Skip if: You need multi-provider support or use macOS.
So which one should you pick?
It depends on what you're actually looking for:
- Free and don't care about polish? Thunderbird.
- Want Gmail's exact UI in a window? Kiwi for Gmail.
- Need email + calendar + everything? eM Client.
- Want a proper desktop client built for Gmail? ChainMail.
- Company already pays for Microsoft 365? New Outlook.
The biggest mistake people make is picking a web wrapper and wondering why their "desktop app" still feels like a browser tab. If you want actual desktop email features — 3-pane layout, keyboard shortcuts, template management, offline access — you need a real client, not a wrapper.
Try ChainMail free for 7 days
A desktop Gmail client that actually feels like a desktop app. No credit card required.
Download for WindowsFrequently asked questions
Does Google make a desktop app for Gmail?
No. Google has never released a dedicated Gmail desktop application. The closest official option is creating a Chrome PWA shortcut, which opens Gmail in a minimal browser window. For a true desktop experience with features like a 3-pane layout and email templates, you need a third-party client.

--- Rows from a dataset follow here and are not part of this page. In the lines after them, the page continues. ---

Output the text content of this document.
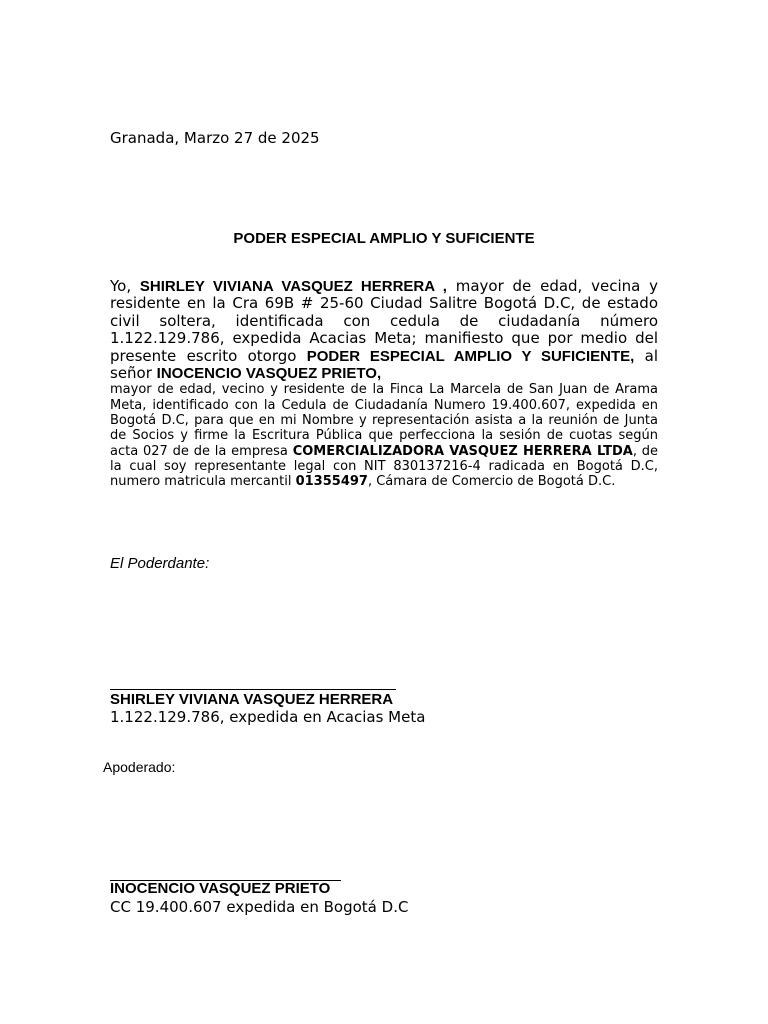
Granada, Marzo 27 de 2025
PODER ESPECIAL AMPLIO Y SUFICIENTE

Yo, SHIRLEY VIVIANA VASQUEZ HERRERA , mayor de edad, vecina y residente en la Cra 69B # 25-60 Ciudad Salitre Bogotá D.C, de estado civil soltera, identificada con cedula de ciudadanía número 1.122.129.786, expedida Acacias Meta; manifiesto que por medio del presente escrito otorgo PODER ESPECIAL AMPLIO Y SUFICIENTE, al señor INOCENCIO VASQUEZ PRIETO,

mayor de edad, vecino y residente de la Finca La Marcela de San Juan de Arama Meta, identificado con la Cedula de Ciudadanía Numero 19.400.607, expedida en Bogotá D.C, para que en mi Nombre y representación asista a la reunión de Junta de Socios y firme la Escritura Pública que perfecciona la sesión de cuotas según acta 027 de de la empresa COMERCIALIZADORA VASQUEZ HERRERA LTDA, de la cual soy representante legal con NIT 830137216-4 radicada en Bogotá D.C, numero matricula mercantil 01355497, Cámara de Comercio de Bogotá D.C.

El Poderdante:
SHIRLEY VIVIANA VASQUEZ HERRERA
1.122.129.786, expedida en Acacias Meta
Apoderado:
INOCENCIO VASQUEZ PRIETO
CC 19.400.607 expedida en Bogotá D.C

Why do some Gmail desktop apps have sync issues?
Most desktop clients connect to Gmail via IMAP, a protocol designed in 1986. Gmail's label system doesn't translate cleanly to IMAP's folder structure, causing duplicate messages and missing labels. Clients that use the Gmail API (like ChainMail) avoid these issues entirely because they speak Gmail's native language.
Are web wrappers real desktop apps?
Technically, yes — they run as separate applications on your desktop. But functionally, they're just Gmail's web interface in a specialized browser. You don't get desktop-specific features like a 3-pane layout, per-message sorting, or local templates. If you're happy with Gmail's web UI and just want a separate window, a wrapper works. If you want more, you need a native client.
Is it safe to connect Gmail to a third-party desktop client?
It depends on how the client connects. Apps using Google's official OAuth flow (where you sign in via Google's own login page) are safe — they never see your password. Apps that ask for your password directly should be avoided. Check that the client is verified by Google (look for the green checkmark during sign-in) and only requests the permissions it needs.